In the late 1980s not all employees felt rewarded, nor motivated by financial gain alone; many were driven by learning and the development of their skills. From here performance management started moving into more frequent monitoring and reviews with a focus on ‘regular feedback’ outside the formal review process.
As organisations put more regular conversations into the mix there was a notable improvement in productivity and employee engagement, when the conversations were handled well. This still meant that the onus was on the person giving the feedback rather than the person receiving.
Organisations that are in touch with the now; the high-performing organisations exist where all employees, not just the leaders, are being taught how to give great feedback and also how to receive feedback with equal candor and grace. Organisations that do this are in their ‘feedback flow’. But there are far too less that are gaining this as their competitive edge.
In the Great Place to Work surveys and research, one of the factors that contributes to creating high performance workplaces is where ‘the bosses saw issues from the employee’s point of view, gave meaningful feedback and information’. I know this to be true as I work with many of them and they are committed to improving the quality of their conversations. Then they improve collaboration with each other, and their customers, and drive better strategies and relationships. The great companies get it. No wonder they are becoming the places that employees flock to and stay with.
So if we want to remain not only competitive, but ahead of the game, we need to move into the future and have feedback become part of our everyday. Part of how we flow. Creating a feedback flow is how progressive and competitive organisations get things done and create happy, fully engaged employees and customers. It is where we reverse the push of giving feedback and add to it the pull of receiving it, and alter systems to create an even flow.
We need to make the changes to not only get ahead but to stay there. Fixing feedback is about creating a cultural cadence. It’s more than feedback training. It’s about creating a self-sustaining flow that feeds itself and becomes effortless.
It’s about moving to the future.

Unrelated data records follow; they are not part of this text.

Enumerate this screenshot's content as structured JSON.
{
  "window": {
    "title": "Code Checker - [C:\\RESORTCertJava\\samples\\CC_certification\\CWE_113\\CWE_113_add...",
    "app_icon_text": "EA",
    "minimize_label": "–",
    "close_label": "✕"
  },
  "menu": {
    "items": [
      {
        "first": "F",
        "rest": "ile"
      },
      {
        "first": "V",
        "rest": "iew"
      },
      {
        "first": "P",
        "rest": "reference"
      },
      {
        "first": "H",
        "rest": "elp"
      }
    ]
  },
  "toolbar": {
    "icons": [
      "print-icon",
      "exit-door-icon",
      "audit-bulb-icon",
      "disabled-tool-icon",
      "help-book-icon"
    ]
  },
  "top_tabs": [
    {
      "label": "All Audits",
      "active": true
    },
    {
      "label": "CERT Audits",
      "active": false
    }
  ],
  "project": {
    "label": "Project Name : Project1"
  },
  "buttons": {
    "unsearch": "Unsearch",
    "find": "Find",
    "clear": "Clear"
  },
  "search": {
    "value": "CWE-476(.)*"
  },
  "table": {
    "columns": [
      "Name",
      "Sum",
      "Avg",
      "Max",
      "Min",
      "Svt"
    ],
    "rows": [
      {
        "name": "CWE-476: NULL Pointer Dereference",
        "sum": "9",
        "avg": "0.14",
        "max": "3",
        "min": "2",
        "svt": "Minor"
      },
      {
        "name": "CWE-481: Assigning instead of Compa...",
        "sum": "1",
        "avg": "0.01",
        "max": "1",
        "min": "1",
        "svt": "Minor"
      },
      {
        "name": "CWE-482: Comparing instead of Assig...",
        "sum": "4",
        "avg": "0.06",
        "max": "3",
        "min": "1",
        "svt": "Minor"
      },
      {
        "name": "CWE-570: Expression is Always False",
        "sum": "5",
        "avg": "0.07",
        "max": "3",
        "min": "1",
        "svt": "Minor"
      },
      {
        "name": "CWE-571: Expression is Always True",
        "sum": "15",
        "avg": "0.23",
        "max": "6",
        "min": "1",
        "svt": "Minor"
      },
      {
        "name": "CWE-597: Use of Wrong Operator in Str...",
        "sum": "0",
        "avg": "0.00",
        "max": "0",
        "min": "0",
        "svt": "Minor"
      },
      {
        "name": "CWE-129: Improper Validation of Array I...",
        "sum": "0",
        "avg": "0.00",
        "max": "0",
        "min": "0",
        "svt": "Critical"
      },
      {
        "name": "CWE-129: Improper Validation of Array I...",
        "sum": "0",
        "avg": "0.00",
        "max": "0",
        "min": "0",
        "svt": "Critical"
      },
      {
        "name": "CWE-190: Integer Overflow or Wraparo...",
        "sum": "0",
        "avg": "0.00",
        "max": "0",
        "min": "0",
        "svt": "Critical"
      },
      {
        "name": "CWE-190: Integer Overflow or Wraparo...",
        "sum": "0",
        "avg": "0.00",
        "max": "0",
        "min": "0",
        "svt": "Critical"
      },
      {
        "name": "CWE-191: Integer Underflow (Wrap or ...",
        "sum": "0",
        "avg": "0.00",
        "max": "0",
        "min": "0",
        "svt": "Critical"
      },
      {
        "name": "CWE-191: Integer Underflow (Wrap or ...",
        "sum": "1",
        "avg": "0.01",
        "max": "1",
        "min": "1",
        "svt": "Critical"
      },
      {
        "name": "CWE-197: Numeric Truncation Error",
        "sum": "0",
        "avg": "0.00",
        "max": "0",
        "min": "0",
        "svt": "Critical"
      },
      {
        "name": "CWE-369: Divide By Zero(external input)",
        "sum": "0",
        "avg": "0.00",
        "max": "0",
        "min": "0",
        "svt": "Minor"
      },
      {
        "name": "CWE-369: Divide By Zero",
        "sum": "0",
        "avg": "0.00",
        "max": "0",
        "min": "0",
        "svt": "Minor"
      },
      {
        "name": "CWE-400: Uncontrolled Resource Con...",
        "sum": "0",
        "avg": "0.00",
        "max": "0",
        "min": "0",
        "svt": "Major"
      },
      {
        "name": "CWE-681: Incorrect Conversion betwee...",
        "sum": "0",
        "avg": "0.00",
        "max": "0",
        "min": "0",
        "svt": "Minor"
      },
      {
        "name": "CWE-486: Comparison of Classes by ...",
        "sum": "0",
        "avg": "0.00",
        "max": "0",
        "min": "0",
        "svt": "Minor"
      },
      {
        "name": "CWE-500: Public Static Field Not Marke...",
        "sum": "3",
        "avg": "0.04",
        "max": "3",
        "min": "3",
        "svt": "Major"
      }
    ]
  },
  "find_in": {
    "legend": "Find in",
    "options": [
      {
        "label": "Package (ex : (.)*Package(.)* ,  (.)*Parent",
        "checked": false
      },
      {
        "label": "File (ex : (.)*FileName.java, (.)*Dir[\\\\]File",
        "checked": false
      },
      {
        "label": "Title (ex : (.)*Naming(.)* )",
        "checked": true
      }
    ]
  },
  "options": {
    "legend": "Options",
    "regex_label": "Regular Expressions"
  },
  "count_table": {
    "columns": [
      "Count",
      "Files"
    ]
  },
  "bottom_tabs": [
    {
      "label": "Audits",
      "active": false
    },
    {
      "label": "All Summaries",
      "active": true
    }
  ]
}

The onus is on both parties: one to deliver the feedback, in real time, and the other to receive it well, in the moment. The outcomes of this:
- eliminate dependence on performance management systems
- significantly improve productivity
- create a culture of accountability and commitment
- evolve authentic transparency and openness
- allow individuals to own their own development
When we create a frequency of accountability that feeds itself, giving and receiving becomes an inevitable part of the way you do business. You and the organisation are in your flow. You and your people become remarkable and no one can stop talking about it.